The play was controversial for New York, but in Hollywood it was a cause celebre. Streetcar was the first film to feature a jazz soundtrack, and the Catholic League of Decency successfully had some of it suppressed for being too sexy (it is pretty hot!). Language and insinuation formed battle lines. While the play is about changes in the American South, the corrupting nature of human violence, and the motivating influence of sex and death, it is just as true to say the play/film is about Williams' own heart, and he felt violated by the furore.

But his play survives remarkably intact (some censored lines have been subsequently returned to the film) and his script is pure gold. It is hard to conceive now what a great leap forward this was for Hollywood, in it's depiction of sexuality, making it a historically important production. Kazan took three of his main players to Warners with him, Karl Malden, Kim Hunter, who is superb, and Marlon Brando. Brando was a sensation. We'll never experience what a shock his performance was for audiences. Nothing like it had been seen on the screen before.

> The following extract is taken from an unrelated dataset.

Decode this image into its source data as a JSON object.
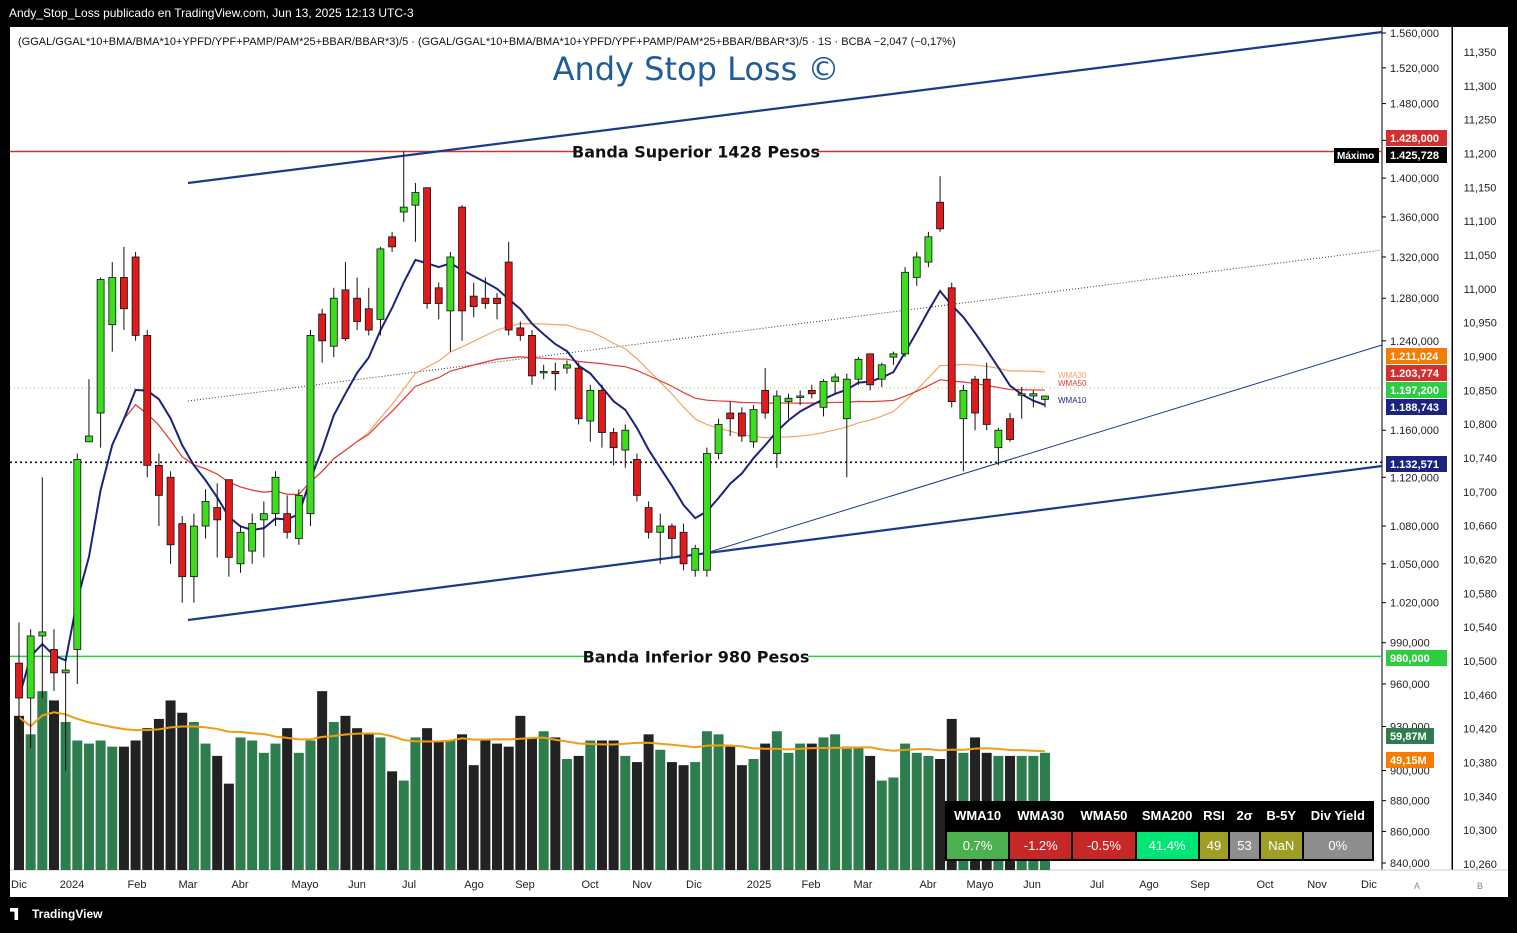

I love Bogart, but it's crazy Brando didn't win the actors Oscar ahead of him that year.

The other three stars won Oscars (as did Kazan) including Vivien Leigh as Blanche (she had played a southern belle before!). Her and Brando's scenes are breathtaking. In this film, these actors made two of the great lead parts in drama their own. It is tremendously atmospheric. And it is the best cinematic work of everyone involved.

1 out of 1 members found this review helpful.